Amazon DynamoDB Local Adds Support for Transactional APIs, On-Demand Capacity Mode, and 20 GSIs

But that’s not all for development of cloud resources on a local machine…. Not at all. AWS have also announced and update to DynamoDB Local with the addition of several new features including:

  • Transactional API’s
  • On-Demand Capacity Mode
  • As many as 20 Global Secondary Indexes per table.

DynamoDB Local has been around for a while now and has been a part of my development toolkit for almost as long. With the addition of these new features, I can now test and validate additional aspects of my DynamoDB tables without having to interrupt my workflow and test it in a cloud environment. This includes simulating On-Demand behaviours and GSI focused operations. You can be sure I’m going to be giving this a good run through in the coming weeks and will post an update with my experience. For those who want to get started for themselves, the link is available on the Setting up DynamoDB Local page.

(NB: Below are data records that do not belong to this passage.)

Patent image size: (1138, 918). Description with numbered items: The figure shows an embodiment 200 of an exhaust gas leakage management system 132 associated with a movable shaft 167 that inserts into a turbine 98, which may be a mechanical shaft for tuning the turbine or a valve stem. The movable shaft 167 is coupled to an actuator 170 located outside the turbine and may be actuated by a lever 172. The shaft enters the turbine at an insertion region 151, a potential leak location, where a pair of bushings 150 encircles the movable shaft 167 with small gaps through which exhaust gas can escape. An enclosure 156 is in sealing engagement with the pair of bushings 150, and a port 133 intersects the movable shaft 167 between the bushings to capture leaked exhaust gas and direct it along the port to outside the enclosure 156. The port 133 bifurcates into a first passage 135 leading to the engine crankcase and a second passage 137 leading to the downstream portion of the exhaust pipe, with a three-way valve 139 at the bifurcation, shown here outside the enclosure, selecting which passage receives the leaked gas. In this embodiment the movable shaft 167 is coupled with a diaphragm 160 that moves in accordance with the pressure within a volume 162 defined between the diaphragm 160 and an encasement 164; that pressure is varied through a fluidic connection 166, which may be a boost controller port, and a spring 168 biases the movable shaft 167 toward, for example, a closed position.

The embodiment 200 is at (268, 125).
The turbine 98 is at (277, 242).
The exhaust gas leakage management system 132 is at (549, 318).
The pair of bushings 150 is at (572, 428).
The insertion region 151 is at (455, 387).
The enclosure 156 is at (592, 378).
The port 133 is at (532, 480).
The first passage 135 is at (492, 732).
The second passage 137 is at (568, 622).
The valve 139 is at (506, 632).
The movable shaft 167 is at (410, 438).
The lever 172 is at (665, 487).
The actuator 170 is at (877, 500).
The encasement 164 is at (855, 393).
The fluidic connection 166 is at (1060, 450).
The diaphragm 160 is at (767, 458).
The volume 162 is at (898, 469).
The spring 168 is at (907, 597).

Amazon Corretto is Now Generally Available

And finally, for this week’s roundup, is yet another developer update with the announcement that AWS Corretto has reached General Availability after being in preview since its original announcement back in November of last year. In case you didn’t hear the original announcement, Amazon Corretto is a no-cost, multiplatform, production-ready distribution of the Open Java Development Kit (OpenJDK). As stated in the official announcement (available here), there are far to many updates to be listed in a single article sufficed to say that it’s been updated to OpenJDK version 8u202 and that a more comprehensive list of platforms is now supported, including Amazon Linux 2 and an official Docker image. AWS also note that they are currently working on Corretto 11 corresponding to OpenJDK 11 and will release it in time for testing before April of this year.

And that’s it for the AWS update for Friday the 8th of February 2019. Please keep an eye out for our weekly updates on the happenings within the AWS eco-system and for the continuation of my upcoming blog. Further articles will include my expereinces testing out the new updates to DynamoDB Local and Step Functions Local.